The Panauti chapter has 17 families and Amatya is current community president. Demand is so great that they have to turn away new members.
“As much as we want to let everyone be a part of the homestay network, we have to consider whether they would be a good fit to host guests,” she explains. “We have to be stricter with our standards, and to continue having guests leave satisfied, we have to limit membership.”
Those high standards are not the only reason why the Panauti program is thriving. It is also the charm of this historical Newa town with its melange of lifestyles, people, cultures and festivals, located at the intersection of urban and rural life in Nepal.
A well-kept museum with historical and cultural artefacts is walking distance from a river where ducks paddle away the day. Guests can take a five-hour hike through up-country Tamang villages led by a local guide, enjoy cultural dance performances, learn about the rich traditions of one of the oldest towns in Nepal and marvel at temples and stupas, while having access to wifi, western-style bathrooms, home cooked meals and cafes.
Biju Sainju (below, left) was a single mother raising two daughters and caring for her in-laws with the little income she made in the shop on the ground floor of her home in Panauti. Things were difficult, but she made ends meet.
After she joined the network, she had enough money to send her daughters to a good school.
“At first I was scared because I didn’t know much about it. I had to attend the English classes and felt nervous,” says Sainju, recounting how she has learned Italian words like pepe nero and zenzero to make it easier for her guests from Italy to follow her cooking classes.
“Joining the network has changed my life and my daughters’ lives,” Sainju says.
Kumari Tamang (left) is equally thrilled to be a part of the Panauti chapter. “I really enjoy having conversations with the guests. They love hearing our life stories and are fascinated by how we live in a joint family,” she says.
Poonam Gupta, impact manager at CHN, gets emotional just thinking about how people’s lives have changed because of the network, including that of her own family.
A local of Panauti, Gupta became interested in tourism when she began helping her mother with homestay guests.
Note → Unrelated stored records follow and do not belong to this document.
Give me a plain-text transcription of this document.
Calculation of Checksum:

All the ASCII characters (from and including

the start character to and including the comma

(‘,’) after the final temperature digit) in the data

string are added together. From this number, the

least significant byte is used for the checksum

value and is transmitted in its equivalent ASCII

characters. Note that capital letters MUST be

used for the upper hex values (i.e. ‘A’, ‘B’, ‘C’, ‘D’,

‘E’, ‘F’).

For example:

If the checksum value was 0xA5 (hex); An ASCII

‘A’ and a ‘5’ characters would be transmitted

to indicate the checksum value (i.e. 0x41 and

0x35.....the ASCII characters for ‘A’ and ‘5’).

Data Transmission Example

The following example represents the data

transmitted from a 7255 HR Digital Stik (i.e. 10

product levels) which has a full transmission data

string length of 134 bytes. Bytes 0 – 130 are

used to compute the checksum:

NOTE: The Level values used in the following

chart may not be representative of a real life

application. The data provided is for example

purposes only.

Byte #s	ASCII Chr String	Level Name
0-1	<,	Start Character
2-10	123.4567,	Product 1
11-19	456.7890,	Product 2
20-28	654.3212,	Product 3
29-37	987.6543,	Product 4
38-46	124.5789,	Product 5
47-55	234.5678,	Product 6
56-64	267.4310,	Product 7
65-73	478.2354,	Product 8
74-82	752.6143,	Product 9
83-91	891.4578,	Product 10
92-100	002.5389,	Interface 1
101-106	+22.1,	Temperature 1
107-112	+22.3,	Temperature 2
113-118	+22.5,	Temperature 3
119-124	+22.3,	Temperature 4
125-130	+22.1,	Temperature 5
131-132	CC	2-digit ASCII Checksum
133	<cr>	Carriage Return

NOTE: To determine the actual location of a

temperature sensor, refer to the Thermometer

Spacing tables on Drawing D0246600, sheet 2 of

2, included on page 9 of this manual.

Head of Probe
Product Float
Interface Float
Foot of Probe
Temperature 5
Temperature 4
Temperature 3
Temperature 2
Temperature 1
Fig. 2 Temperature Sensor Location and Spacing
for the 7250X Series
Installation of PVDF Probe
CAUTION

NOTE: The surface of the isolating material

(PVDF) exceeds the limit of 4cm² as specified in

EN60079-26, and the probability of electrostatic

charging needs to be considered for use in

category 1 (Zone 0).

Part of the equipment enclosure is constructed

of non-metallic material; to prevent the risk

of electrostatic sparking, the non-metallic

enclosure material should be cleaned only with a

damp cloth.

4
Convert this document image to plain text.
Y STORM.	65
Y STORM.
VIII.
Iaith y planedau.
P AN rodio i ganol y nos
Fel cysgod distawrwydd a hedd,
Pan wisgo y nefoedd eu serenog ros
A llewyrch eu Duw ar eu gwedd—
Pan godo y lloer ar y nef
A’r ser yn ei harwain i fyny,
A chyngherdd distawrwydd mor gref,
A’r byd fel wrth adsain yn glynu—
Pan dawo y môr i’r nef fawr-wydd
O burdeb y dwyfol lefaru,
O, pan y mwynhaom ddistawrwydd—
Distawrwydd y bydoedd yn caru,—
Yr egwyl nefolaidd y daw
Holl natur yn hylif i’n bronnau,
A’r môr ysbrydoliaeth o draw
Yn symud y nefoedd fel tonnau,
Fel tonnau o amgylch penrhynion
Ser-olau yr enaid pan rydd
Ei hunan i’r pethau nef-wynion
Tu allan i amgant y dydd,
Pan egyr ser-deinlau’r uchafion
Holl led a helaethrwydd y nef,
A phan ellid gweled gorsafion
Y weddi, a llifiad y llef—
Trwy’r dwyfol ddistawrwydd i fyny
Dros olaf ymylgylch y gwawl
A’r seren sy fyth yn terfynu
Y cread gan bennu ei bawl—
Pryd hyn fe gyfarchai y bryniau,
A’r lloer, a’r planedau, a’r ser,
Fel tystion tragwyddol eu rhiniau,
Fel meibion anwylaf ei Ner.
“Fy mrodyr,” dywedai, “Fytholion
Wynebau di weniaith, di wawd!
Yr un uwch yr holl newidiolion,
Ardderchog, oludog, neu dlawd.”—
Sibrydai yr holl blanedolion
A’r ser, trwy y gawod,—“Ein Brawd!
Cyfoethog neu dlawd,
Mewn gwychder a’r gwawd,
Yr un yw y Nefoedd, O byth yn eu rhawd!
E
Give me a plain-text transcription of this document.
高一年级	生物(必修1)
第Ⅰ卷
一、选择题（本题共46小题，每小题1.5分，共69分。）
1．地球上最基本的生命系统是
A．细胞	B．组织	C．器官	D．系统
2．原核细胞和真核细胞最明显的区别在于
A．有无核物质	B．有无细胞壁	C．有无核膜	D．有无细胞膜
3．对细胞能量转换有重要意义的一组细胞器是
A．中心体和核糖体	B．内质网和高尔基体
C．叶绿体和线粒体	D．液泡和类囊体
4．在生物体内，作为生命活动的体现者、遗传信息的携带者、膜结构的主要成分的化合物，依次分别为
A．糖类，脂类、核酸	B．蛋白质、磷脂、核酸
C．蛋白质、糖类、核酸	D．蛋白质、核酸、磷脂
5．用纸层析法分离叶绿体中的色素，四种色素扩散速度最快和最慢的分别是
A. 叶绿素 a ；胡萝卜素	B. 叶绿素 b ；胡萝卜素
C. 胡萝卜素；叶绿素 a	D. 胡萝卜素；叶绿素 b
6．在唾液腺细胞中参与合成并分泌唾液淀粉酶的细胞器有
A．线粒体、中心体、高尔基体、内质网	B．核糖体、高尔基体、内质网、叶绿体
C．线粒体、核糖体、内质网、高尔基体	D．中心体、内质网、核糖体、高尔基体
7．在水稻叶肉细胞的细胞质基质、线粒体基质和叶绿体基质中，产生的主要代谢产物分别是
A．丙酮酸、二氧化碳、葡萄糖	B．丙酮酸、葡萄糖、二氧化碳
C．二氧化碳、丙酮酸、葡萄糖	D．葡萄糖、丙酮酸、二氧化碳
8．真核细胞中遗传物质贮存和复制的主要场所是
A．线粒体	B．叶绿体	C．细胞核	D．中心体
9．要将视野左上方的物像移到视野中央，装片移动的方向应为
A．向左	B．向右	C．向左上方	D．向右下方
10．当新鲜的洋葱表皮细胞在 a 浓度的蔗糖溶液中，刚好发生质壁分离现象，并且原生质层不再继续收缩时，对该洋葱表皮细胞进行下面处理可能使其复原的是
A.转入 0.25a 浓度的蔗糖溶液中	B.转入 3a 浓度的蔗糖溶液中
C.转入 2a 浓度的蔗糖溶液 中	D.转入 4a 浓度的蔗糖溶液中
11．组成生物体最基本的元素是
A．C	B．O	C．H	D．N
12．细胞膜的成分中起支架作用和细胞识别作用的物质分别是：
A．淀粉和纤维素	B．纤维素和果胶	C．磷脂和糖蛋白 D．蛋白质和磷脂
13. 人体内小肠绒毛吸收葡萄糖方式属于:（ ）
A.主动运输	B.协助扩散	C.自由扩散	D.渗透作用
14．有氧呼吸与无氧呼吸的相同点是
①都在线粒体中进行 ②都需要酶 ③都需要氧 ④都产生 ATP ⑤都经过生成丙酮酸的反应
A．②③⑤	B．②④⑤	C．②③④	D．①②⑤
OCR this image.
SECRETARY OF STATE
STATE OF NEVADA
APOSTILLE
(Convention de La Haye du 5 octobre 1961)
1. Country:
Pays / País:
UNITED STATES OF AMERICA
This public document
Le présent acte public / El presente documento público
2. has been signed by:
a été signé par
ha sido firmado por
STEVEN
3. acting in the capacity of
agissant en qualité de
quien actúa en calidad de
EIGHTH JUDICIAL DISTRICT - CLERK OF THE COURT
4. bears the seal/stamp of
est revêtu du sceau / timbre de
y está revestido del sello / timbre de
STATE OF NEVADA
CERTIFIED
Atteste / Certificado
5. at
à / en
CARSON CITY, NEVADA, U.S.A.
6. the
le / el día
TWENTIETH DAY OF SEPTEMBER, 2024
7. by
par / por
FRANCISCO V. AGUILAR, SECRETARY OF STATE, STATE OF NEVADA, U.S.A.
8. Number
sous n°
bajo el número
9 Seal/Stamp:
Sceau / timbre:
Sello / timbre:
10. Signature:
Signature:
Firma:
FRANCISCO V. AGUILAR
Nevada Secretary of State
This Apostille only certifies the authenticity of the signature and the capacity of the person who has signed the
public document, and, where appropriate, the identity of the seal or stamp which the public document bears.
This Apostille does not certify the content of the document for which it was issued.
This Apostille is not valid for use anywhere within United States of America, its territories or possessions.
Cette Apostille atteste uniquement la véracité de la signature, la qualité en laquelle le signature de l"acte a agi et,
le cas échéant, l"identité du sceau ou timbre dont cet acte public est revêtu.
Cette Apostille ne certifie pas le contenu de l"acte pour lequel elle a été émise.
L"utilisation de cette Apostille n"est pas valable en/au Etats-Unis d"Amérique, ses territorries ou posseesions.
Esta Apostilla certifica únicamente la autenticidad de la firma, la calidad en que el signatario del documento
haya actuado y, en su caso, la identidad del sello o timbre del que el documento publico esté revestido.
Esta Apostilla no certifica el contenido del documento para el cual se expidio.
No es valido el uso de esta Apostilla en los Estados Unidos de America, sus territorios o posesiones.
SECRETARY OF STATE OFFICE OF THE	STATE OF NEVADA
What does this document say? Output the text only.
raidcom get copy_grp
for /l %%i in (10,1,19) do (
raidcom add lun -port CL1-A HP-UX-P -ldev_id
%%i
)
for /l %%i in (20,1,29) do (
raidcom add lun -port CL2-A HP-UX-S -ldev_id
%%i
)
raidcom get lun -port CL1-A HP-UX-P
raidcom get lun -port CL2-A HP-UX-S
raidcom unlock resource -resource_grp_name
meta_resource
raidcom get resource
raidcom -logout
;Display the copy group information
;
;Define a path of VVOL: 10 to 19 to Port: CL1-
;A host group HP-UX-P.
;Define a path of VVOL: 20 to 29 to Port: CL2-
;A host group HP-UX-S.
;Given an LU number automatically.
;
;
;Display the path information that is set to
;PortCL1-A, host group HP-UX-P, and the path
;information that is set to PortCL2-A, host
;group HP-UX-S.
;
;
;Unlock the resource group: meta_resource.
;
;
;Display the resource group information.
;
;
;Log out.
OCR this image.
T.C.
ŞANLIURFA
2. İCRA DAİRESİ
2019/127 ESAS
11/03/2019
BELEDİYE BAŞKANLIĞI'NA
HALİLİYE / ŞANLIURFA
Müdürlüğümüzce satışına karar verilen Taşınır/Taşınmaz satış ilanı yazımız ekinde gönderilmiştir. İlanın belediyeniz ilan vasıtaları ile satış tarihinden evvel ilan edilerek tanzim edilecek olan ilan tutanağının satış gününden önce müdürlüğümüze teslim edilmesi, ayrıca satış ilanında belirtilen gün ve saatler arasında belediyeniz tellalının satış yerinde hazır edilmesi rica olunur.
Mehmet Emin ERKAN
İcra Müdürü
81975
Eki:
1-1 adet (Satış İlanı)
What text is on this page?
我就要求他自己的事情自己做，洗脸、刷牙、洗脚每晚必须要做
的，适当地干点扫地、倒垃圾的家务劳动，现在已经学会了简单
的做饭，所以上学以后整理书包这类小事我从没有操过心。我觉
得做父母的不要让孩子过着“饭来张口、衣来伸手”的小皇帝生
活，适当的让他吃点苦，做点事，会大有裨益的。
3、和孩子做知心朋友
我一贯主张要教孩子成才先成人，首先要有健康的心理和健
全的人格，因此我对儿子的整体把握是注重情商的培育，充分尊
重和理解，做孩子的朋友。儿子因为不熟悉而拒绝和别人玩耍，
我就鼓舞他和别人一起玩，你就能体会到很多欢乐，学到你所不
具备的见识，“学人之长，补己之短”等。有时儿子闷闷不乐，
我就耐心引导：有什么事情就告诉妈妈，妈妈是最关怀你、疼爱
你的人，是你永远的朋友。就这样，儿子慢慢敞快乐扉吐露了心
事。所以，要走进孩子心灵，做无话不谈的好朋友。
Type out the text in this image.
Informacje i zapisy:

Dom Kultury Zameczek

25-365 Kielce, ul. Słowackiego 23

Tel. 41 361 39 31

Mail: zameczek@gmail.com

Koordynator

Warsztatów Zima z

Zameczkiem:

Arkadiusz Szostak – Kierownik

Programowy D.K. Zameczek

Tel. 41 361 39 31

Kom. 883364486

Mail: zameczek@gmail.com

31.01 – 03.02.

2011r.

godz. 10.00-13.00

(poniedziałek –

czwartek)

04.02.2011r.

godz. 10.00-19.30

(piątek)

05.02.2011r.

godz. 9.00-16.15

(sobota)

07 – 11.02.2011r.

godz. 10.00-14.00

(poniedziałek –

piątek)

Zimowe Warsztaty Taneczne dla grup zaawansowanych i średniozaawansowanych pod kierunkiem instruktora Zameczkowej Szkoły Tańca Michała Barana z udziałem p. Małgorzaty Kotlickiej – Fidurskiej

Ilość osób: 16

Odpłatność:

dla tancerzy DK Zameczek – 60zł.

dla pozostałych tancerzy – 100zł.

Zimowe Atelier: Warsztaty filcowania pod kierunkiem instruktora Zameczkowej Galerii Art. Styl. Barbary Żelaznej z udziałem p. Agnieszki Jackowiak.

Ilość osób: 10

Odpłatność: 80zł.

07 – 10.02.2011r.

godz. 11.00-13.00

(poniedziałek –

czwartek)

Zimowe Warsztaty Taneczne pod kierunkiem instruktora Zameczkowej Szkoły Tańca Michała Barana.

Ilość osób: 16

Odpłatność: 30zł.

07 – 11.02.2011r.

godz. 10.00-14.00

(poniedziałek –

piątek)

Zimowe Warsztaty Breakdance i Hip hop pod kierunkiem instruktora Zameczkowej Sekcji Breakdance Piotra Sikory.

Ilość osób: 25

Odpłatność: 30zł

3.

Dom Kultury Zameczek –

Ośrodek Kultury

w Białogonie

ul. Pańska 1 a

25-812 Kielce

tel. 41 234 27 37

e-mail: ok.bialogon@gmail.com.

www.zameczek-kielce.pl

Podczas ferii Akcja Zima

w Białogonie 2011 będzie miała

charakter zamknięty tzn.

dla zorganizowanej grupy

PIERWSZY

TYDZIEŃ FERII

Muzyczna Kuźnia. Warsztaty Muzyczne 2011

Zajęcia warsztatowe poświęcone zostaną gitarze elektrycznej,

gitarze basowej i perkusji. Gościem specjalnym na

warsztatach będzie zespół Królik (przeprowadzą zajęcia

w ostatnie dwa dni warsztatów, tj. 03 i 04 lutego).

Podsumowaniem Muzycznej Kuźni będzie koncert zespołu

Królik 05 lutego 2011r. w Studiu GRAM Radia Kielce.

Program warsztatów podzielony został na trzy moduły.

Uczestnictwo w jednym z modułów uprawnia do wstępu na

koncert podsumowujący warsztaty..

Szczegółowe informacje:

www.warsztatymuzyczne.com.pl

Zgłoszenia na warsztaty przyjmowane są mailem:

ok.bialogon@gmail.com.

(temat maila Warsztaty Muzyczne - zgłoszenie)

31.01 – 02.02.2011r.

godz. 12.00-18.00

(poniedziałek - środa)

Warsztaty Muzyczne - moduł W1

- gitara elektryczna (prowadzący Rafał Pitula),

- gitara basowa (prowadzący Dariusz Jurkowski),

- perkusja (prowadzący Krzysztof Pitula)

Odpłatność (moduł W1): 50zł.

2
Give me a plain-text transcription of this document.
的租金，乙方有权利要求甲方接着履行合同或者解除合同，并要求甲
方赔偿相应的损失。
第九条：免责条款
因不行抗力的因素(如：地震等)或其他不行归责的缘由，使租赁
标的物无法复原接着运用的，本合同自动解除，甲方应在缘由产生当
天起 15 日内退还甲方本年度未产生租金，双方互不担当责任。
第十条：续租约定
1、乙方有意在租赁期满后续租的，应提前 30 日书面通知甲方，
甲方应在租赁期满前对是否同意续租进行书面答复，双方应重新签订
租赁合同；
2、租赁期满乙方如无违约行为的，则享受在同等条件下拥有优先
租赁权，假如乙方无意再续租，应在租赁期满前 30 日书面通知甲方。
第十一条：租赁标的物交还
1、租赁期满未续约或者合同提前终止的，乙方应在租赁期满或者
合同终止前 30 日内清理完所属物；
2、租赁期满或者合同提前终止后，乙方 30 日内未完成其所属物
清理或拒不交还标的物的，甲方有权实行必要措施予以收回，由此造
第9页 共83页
She started acting as a translator and tour guide, and was then offered the job at CHN.
“I have experienced firsthand the impact of homestay tourism on my community,” she tells us.
The benefits spread beyond individual homes to the community. When homestay owners buy more produce from local vendors and guests shop from local stores, tourism income is injected directly into the grassroots.
Says Shila Amatya: “I am happy knowing that other women in my community and in homestay networks all over Nepal have the chance to earn money, send children to good schools, improve their homes, get involved in the community and most importantly, do something themselves.”